If data returns according to expectations, we should see a slight recovery in dollar movement.
The EUR made gains against its major currency rivals yesterday, mainly due to positive economic news from the Euro-zone as well as US economic worries. Investors have taken to the fact that during the last week or so, Euro-zone figures have for the most part been positive and it has reflected in bullish behavior for the EUR. Yesterday, the German trade balance came back well above expectations showing higher than expected levels of exports sold by Germany to the world. The report reading came back at 16.9B, only a minute fall from last month’s figure of 17.1B.. Also, the GDP report for the last quarter was released yesterday as forecasted, staying put at 0.4% growth. Today, the ECB is expected to announce that the 15-nation currency’s interest rate will remain unchanged at 4%. ECB President Trichet is expected to speak today as well, as he will likely keep to his hawkish monetary stance, despite inflationary worries due to the jump in Euro-zone CPI in March, which hit an all time record. Expect volatility during the European session as today’s events are critical to short and long term trends.
Yesterday, the JPY traded with mixed results, as we heard from the newly appointed Governor of the Bank of Japan(BoJ) Massaki Shirakawa. The JPY added 1.3% to its value against the USD, mainly as a result of worries from the US sub-prime related economic problems, and 0.6% against the Sterling. However, the JPY kept its bearish trend since the beginning of the week against the EUR, losing 40pts. Mr. Shirakawa’s speech yesterday supplied many indicators for JPY investors and carry traders. Shirakawa said that the risks to the Japanese economy are now increasing, led by a slowdown of the U.S. economy, while the global financial and capital markets continue to be unstable due to the sub-prime loan problems. Investors seem to have taken Shirakawa’s remarks as confirmation that the sensitive Japanese economy will continue to be badly affected by the financial crisis from across the Pacific. The only important report from Japan yesterday, outside of the BoJ Governor’s remarks was the yearly Machine Tool Orders index, which surprisingly came back well above expectations. The figure showed a 2.9% rise in the total value of new orders placed with machine tool manufacturers in Japan. Looking ahead to today, both the Current Account and the M2+CD money supply reports are expected to fall from previous readings, if those expectations come true, expect the JPY to slightly depreciate against its major rivals.

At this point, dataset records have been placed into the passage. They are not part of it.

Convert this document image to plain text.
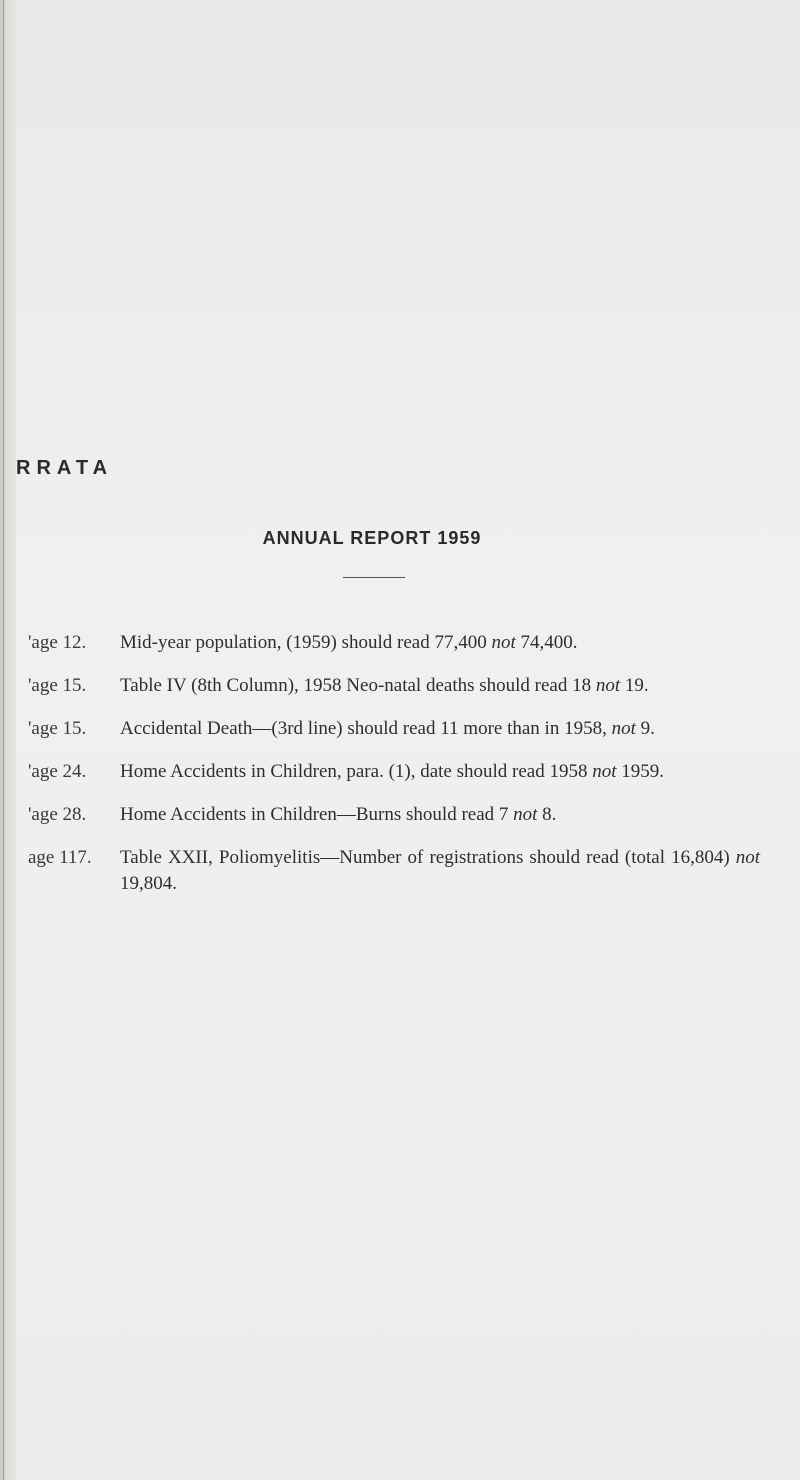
RRATA
ANNUAL REPORT 1959
'age 12.	Mid-year population, (1959) should read 77,400 not 74,400.
'age 15.	Table IV (8th Column), 1958 Neo-natal deaths should read 18 not 19.
'age 15.	Accidental Death—(3rd line) should read 11 more than in 1958, not 9.
'age 24.	Home Accidents in Children, para. (1), date should read 1958 not 1959.
'age 28.	Home Accidents in Children—Burns should read 7 not 8.
age 117.	Table XXII, Poliomyelitis—Number of registrations should read (total 16,804) not 19,804.
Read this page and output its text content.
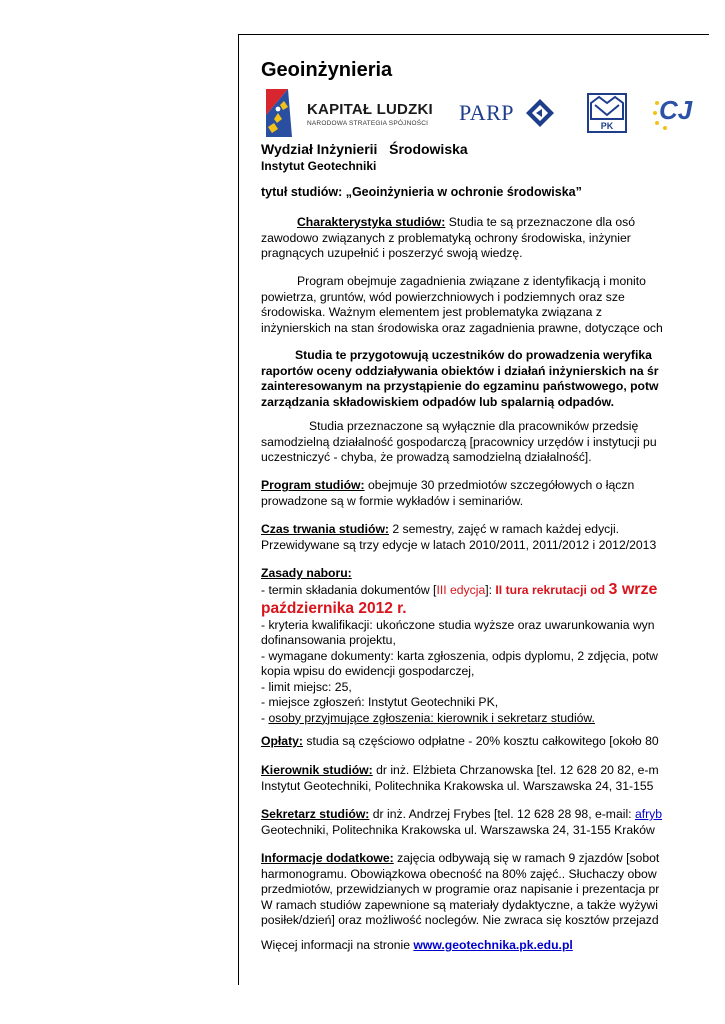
Geoinżynieria
KAPITAŁ LUDZKI
NARODOWA STRATEGIA SPÓJNOŚCI PARP
PK
CJ
Wydział Inżynierii   Środowiska
Instytut Geotechniki
tytuł studiów: „Geoinżynieria w ochronie środowiska”
Charakterystyka studiów: Studia te są przeznaczone dla osó
zawodowo związanych z problematyką ochrony środowiska, inżynier
pragnących uzupełnić i poszerzyć swoją wiedzę.
Program obejmuje zagadnienia związane z identyfikacją i monito
powietrza, gruntów, wód powierzchniowych i podziemnych oraz sze
środowiska. Ważnym elementem jest problematyka związana z
inżynierskich na stan środowiska oraz zagadnienia prawne, dotyczące och
Studia te przygotowują uczestników do prowadzenia weryfika
raportów oceny oddziaływania obiektów i działań inżynierskich na śr
zainteresowanym na przystąpienie do egzaminu państwowego, potw
zarządzania składowiskiem odpadów lub spalarnią odpadów.
Studia przeznaczone są wyłącznie dla pracowników przedsię
samodzielną działalność gospodarczą [pracownicy urzędów i instytucji pu
uczestniczyć - chyba, że prowadzą samodzielną działalność].
Program studiów: obejmuje 30 przedmiotów szczegółowych o łączn
prowadzone są w formie wykładów i seminariów.
Czas trwania studiów: 2 semestry, zajęć w ramach każdej edycji.
Przewidywane są trzy edycje w latach 2010/2011, 2011/2012 i 2012/2013
Zasady naboru:
- termin składania dokumentów [III edycja]: II tura rekrutacji od 3 wrze
października 2012 r.
- kryteria kwalifikacji: ukończone studia wyższe oraz uwarunkowania wyn
dofinansowania projektu,
- wymagane dokumenty: karta zgłoszenia, odpis dyplomu, 2 zdjęcia, potw
kopia wpisu do ewidencji gospodarczej,
- limit miejsc: 25,
- miejsce zgłoszeń: Instytut Geotechniki PK,
- osoby przyjmujące zgłoszenia: kierownik i sekretarz studiów.
Opłaty: studia są częściowo odpłatne - 20% kosztu całkowitego [około 80
Kierownik studiów: dr inż. Elżbieta Chrzanowska [tel. 12 628 20 82, e-m
Instytut Geotechniki, Politechnika Krakowska ul. Warszawska 24, 31-155
Sekretarz studiów: dr inż. Andrzej Frybes [tel. 12 628 28 98, e-mail: afryb
Geotechniki, Politechnika Krakowska ul. Warszawska 24, 31-155 Kraków
Informacje dodatkowe: zajęcia odbywają się w ramach 9 zjazdów [sobot
harmonogramu. Obowiązkowa obecność na 80% zajęć.. Słuchaczy obow
przedmiotów, przewidzianych w programie oraz napisanie i prezentacja pr
W ramach studiów zapewnione są materiały dydaktyczne, a także wyżywi
posiłek/dzień] oraz możliwość noclegów. Nie zwraca się kosztów przejazd
Więcej informacji na stronie www.geotechnika.pk.edu.pl
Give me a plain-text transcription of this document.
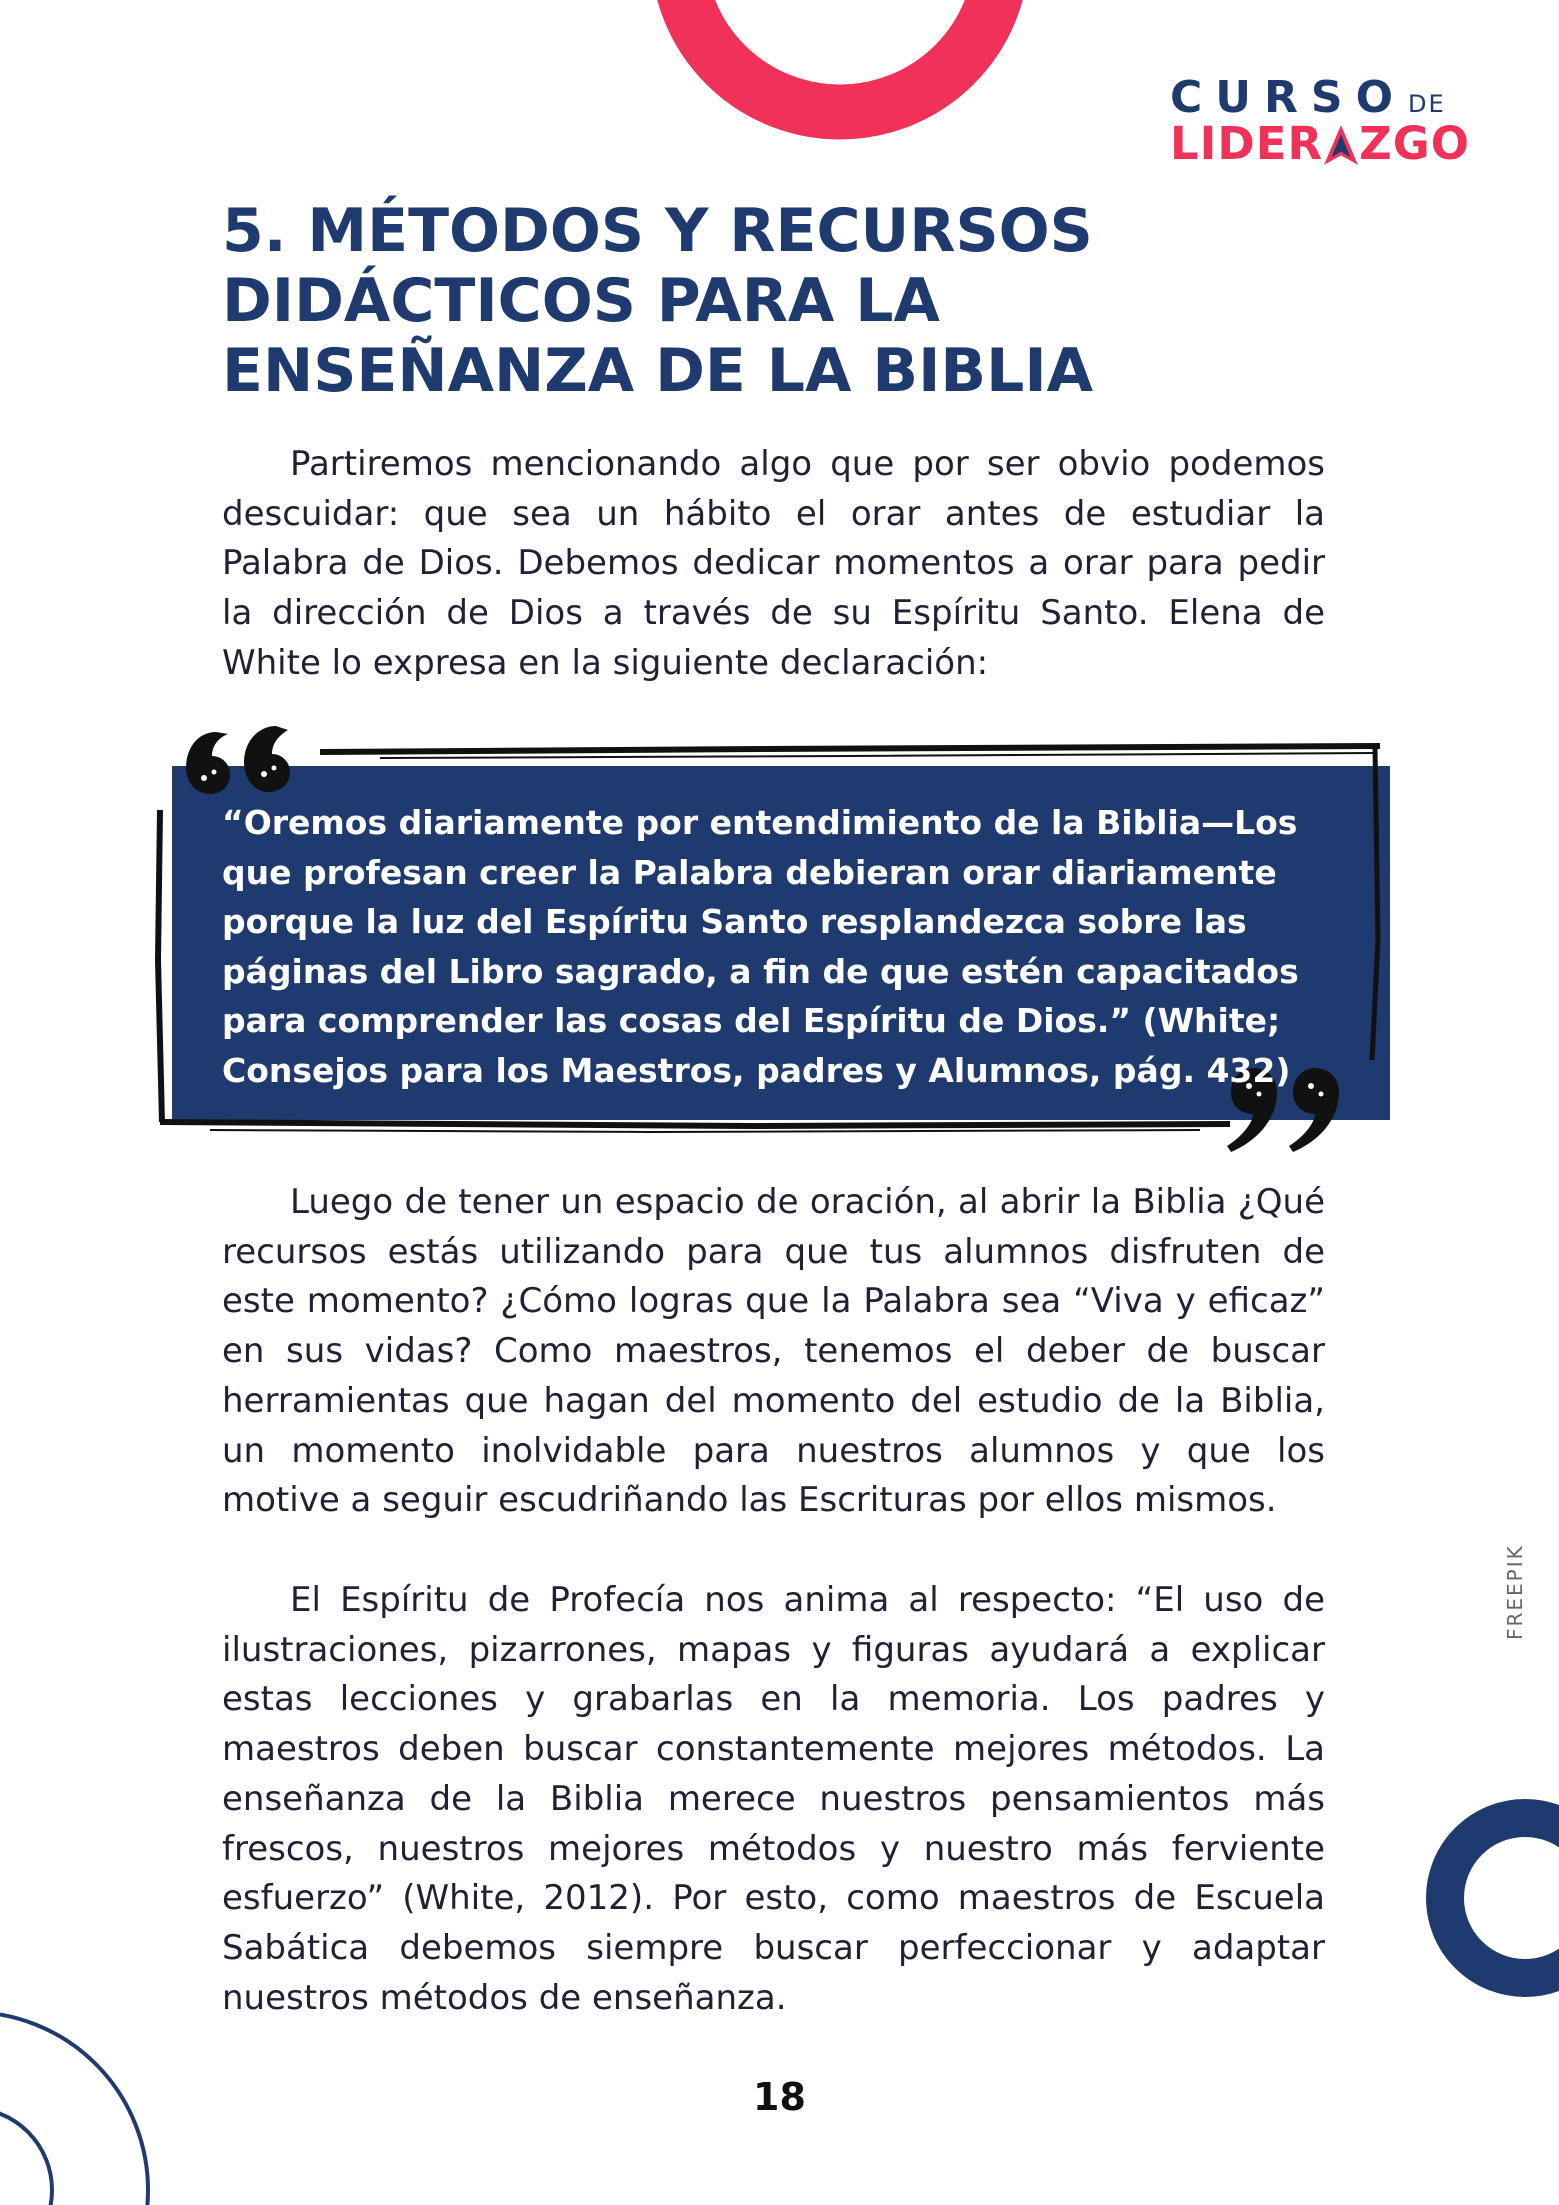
CURSO DE
LIDER ZGO
5. MÉTODOS Y RECURSOS DIDÁCTICOS PARA LA ENSEÑANZA DE LA BIBLIA

Partiremos mencionando algo que por ser obvio podemos descuidar: que sea un hábito el orar antes de estudiar la Palabra de Dios. Debemos dedicar momentos a orar para pedir la dirección de Dios a través de su Espíritu Santo. Elena de White lo expresa en la siguiente declaración:

“Oremos diariamente por entendimiento de la Biblia—Los que profesan creer la Palabra debieran orar diariamente porque la luz del Espíritu Santo resplandezca sobre las páginas del Libro sagrado, a fin de que estén capacitados para comprender las cosas del Espíritu de Dios.” (White; Consejos para los Maestros, padres y Alumnos, pág. 432)

Luego de tener un espacio de oración, al abrir la Biblia ¿Qué recursos estás utilizando para que tus alumnos disfruten de este momento? ¿Cómo logras que la Palabra sea “Viva y eficaz” en sus vidas? Como maestros, tenemos el deber de buscar herramientas que hagan del momento del estudio de la Biblia, un momento inolvidable para nuestros alumnos y que los motive a seguir escudriñando las Escrituras por ellos mismos.

El Espíritu de Profecía nos anima al respecto: “El uso de ilustraciones, pizarrones, mapas y figuras ayudará a explicar estas lecciones y grabarlas en la memoria. Los padres y maestros deben buscar constantemente mejores métodos. La enseñanza de la Biblia merece nuestros pensamientos más frescos, nuestros mejores métodos y nuestro más ferviente esfuerzo” (White, 2012). Por esto, como maestros de Escuela Sabática debemos siempre buscar perfeccionar y adaptar nuestros métodos de enseñanza.

FREEPIK
18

The pair is testing the very important key resistance level of 1.5810 and is looking to breach. The daily RSI and slow stochastic are very bullish and it appears that the breach might be imminent. A preferable strategy for today might be to wait for the bullish breach and swing into the trend.
There appears to be a narrowing bearish channel on the daily chart as the cable now floats in the middle of it. The slow stochastic is showing moderate bearish momentum as it shows a double top formation with a negative slope. Going short appears to be the right choice today.
There is a very distinct bullish channel forming on the 4 hour chart as the pair now made the first breach through the bottom barrier. The breach has been validated by an additional bearish bar, and the momentum now is extremely bearish. The next target price might be 100.50 on the first move.
Narrow range trading continues as the pair did not make a significant move in either direction. The daily chart is showing first signs of a bearish momentum as the slow stochastic shows no crosses and the RSI floats near the 50 level. The Bollinger Bands are tightening and a breach might be imminent to any side. A good strategy might be to wait for the signal and ride the momentum.